The Spanish economy has shown signs of improvement and reactivation of the real estate market, leading to many families wanting to move house. This could be down to several reasons including, work opportunities, relocation or extending the family.
If you're renting and you want to own a property then the process is relatively simple. It all depends on finding the right property according to your needs and economic situation, and requesting a mortgage. However, it is different if you already own a property and have a mortgage. In this situation, is it possible to dissolve your mortgage to buy a new property? There are three options to sell a property with a mortgage and buy a new one.
A mortgage bridge
Banks offer a 'mortgage bridge' which allows you to join two mortages in one. This type of mortgage is unknown to many owners, but it can be an alternative to those who need to move and buy a property in another location. It is a temporary situation if you don't have time to get rid of your previous house, although it does mean facing a much higher monthly payment.
This mortgage works by joining the two mortgages, reducing the total amount of the instalments instead of paying two separate mortgages. However, owners must bear in mind several requirements to obtain this mortgage. The most important is committing to selling your property during a specified period previously agreed. It is recommended to calculate how much this option could be before requesting.
A mortgage subrogation
Another option for owners could be a mortgage subrogation. This allows you to get rid of the previous home and transfer the debt to the buyer.
This transaction needs approval by the bank because it requires changing the owner of the mortgage and making the buyer the one responsible for the debt. In order to do this the owner and the buyer will have to solicit the subrogation. After the bank carries out a risk assessment on the potential buyer the transfer can be realised, with certain fees. The seller will have to pay certain fees for the assessment of the new buyer, the proceedings and the mortgage subrogation. The latter won't be more than 0.5% of the the pending capital if the subrogation is carried out during the first five years of the loan, or 0.25% if carried out after this period.
Is it possible to cancel the mortgage?
This is the simplest and most favoured option. To do so you will have to request a pending debt certificate from the bank. Once the purchase has been signed, you will have to go back to the bank to liquidate the amount left to pay using the money from the sale. This will also incur cancelation costs.
It will all depend on the bank and there are limits. If the cancelation is requested during the first five years then the commission can't surpass 0.5% of the pending capital, or 0.25% if later.

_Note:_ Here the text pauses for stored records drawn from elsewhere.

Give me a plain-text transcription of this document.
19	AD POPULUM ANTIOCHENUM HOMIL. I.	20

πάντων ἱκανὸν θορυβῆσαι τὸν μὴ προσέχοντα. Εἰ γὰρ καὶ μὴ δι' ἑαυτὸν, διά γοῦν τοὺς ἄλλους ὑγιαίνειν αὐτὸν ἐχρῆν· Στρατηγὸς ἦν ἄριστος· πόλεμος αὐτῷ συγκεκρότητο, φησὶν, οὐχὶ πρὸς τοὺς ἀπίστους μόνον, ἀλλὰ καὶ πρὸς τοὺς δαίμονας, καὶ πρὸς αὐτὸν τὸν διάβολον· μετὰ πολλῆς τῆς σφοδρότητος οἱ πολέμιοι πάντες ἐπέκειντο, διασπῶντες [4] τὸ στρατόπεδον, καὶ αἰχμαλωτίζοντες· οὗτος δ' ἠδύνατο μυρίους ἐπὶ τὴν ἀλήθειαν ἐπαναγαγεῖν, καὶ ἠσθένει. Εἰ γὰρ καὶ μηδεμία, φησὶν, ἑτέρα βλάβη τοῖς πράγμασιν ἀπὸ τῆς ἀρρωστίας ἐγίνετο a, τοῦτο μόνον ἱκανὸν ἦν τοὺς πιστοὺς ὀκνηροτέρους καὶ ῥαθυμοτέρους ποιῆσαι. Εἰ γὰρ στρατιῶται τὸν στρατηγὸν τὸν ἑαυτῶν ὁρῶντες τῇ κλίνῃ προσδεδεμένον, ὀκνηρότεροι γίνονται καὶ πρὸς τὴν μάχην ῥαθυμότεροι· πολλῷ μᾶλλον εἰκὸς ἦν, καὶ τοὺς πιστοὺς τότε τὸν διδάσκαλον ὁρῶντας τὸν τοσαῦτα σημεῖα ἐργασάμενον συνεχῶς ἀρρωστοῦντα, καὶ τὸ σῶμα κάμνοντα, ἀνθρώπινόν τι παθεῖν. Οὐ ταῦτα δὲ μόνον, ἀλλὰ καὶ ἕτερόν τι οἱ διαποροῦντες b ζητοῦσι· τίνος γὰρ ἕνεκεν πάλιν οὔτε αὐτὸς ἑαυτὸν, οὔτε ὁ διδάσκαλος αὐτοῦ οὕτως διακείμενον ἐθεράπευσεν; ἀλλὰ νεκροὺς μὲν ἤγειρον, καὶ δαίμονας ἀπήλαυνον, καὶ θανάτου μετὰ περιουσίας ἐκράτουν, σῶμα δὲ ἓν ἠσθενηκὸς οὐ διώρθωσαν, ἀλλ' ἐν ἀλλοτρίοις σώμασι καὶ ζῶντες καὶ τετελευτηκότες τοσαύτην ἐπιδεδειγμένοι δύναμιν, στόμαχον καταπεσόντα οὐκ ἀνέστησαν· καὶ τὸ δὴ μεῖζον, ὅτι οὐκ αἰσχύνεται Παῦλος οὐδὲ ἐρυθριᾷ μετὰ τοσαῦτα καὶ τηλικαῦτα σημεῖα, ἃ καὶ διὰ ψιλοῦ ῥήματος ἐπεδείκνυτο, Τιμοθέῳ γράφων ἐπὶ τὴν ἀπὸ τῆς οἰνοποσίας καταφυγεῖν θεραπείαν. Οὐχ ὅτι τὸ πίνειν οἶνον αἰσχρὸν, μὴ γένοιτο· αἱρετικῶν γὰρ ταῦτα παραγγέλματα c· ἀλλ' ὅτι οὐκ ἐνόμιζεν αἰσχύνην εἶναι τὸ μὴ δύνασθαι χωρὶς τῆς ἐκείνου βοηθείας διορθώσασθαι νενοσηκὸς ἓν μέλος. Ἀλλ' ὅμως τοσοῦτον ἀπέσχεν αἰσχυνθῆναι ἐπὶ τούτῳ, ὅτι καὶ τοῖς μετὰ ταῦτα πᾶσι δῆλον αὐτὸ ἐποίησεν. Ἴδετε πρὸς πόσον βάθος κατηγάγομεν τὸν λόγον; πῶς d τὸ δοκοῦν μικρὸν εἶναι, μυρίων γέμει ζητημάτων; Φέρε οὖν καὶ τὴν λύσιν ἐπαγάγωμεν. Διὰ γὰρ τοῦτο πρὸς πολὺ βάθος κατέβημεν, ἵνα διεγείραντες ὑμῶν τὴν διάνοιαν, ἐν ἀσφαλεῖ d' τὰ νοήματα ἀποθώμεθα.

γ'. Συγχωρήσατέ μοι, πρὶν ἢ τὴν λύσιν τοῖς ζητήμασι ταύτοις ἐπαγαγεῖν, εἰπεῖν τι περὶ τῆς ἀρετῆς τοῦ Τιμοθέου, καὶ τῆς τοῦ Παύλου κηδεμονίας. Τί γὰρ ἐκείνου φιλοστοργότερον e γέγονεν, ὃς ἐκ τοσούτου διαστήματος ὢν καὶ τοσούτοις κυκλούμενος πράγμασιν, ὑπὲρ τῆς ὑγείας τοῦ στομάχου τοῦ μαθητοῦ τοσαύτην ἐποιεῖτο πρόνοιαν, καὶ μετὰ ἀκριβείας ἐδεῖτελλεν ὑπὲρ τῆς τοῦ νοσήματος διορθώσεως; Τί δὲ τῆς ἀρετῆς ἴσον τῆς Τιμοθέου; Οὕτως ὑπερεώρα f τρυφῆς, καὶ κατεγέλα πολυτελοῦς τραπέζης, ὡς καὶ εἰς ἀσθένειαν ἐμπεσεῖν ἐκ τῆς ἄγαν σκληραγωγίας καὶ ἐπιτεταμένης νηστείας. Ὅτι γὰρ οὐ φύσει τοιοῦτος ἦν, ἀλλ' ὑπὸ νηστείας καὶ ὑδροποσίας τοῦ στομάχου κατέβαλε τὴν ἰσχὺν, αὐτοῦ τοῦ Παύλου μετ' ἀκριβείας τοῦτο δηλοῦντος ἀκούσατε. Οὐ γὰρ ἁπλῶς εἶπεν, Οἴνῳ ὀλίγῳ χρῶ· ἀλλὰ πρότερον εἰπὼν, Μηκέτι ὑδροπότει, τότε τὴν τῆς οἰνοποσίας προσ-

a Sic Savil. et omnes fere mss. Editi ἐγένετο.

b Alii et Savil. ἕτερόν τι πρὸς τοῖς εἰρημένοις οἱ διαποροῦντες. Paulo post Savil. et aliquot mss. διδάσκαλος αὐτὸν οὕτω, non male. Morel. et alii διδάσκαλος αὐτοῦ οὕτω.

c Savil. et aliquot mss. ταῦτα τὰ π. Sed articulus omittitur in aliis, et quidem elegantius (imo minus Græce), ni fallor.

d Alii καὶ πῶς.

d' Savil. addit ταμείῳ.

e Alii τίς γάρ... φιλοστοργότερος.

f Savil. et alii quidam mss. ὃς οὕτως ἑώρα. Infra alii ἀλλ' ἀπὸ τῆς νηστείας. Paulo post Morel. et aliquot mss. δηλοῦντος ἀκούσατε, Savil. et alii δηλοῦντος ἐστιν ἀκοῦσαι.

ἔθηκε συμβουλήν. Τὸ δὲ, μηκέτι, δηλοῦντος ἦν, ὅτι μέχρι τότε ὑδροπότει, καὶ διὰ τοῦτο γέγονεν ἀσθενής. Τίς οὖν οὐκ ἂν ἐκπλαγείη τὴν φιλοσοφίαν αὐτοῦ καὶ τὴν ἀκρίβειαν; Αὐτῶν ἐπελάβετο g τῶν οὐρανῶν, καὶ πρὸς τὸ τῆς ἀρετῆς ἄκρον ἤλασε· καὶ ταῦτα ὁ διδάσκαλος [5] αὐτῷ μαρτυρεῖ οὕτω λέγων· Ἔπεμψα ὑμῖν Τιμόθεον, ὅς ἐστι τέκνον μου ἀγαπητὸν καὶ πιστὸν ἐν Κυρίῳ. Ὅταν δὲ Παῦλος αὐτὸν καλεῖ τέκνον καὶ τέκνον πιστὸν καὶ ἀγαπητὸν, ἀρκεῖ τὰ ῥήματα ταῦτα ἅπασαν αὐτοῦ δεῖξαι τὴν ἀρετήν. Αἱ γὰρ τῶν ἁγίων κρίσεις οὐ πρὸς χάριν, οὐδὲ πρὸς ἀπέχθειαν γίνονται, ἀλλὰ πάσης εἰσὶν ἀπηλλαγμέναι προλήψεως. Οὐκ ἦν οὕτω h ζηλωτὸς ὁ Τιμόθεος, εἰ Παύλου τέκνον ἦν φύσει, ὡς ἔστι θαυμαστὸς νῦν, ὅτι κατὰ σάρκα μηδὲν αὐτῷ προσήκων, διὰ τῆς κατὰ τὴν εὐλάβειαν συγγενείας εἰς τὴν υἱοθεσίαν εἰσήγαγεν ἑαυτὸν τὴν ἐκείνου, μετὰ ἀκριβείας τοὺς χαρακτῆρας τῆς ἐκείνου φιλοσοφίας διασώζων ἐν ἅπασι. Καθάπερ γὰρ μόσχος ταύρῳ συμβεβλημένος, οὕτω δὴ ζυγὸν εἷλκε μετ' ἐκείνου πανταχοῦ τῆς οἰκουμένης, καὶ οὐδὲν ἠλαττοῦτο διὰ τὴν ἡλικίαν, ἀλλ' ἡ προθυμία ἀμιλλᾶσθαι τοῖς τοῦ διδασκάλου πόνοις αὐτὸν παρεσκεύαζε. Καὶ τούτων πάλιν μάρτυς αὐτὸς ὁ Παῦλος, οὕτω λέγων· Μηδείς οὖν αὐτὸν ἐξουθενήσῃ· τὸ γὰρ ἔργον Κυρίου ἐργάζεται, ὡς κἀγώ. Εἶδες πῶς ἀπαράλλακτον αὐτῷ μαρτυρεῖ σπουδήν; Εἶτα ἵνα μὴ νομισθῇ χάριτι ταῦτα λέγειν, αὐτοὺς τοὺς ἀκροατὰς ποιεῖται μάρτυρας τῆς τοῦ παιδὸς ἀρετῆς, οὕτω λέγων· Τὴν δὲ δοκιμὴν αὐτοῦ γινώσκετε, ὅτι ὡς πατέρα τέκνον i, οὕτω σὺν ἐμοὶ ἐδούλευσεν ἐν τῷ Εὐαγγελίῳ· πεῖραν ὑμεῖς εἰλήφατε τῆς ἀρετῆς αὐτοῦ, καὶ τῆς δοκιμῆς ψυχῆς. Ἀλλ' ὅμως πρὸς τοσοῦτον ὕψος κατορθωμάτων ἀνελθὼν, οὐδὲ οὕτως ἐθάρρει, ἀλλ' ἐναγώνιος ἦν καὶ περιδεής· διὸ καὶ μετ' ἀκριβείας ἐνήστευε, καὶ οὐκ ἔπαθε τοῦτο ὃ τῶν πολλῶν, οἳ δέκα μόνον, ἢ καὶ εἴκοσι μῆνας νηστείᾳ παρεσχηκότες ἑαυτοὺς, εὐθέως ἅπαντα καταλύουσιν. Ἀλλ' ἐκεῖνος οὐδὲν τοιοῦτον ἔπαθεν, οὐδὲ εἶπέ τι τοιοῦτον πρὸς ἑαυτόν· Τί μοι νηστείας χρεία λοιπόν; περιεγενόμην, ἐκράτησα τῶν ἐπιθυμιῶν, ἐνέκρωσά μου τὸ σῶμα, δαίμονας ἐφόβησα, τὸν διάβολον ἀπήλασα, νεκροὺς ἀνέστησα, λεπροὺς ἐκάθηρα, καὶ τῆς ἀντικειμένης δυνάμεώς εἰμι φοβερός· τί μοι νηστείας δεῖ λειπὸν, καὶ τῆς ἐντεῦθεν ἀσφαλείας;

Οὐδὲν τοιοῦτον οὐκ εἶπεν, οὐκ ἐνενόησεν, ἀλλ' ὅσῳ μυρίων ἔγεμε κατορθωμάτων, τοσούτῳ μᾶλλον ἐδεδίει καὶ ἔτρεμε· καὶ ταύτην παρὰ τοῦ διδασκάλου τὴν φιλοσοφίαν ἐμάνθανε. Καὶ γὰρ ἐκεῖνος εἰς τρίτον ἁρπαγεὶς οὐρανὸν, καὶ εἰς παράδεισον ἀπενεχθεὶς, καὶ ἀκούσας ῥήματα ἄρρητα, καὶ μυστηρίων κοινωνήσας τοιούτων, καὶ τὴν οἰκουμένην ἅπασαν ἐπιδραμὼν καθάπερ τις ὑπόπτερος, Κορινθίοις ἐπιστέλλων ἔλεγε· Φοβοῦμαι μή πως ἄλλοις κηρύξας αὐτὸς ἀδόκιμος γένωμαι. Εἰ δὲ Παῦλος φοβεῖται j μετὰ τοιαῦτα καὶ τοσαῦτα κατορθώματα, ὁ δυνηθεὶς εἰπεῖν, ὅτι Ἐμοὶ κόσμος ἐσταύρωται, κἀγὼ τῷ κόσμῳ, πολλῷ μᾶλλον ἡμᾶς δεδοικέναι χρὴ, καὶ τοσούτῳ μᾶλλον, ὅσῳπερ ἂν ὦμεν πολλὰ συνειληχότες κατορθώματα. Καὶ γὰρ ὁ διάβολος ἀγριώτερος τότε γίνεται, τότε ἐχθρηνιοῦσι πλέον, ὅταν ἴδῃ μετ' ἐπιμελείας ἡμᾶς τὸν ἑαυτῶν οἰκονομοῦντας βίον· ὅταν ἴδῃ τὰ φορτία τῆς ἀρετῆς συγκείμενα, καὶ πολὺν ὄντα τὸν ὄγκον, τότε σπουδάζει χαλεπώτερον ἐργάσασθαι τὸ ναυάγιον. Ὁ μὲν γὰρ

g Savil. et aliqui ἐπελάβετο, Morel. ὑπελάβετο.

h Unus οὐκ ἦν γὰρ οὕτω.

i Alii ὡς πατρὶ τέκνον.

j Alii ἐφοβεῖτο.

The majority of owners opt for this as long as they have sold their property for a higher price than the pending capital they need to pay off. If not, then it must be carried out differently, but you will have to evaluate whether it is better for you to sell now or wait. If you choose to sell your property for a lower price than the pending mortgage, it will no longer be a mortgage but a bank loan with different terms and conditions. For this situation, the fees incurred will include cancelling the mortgage and those for creating a new personal loan.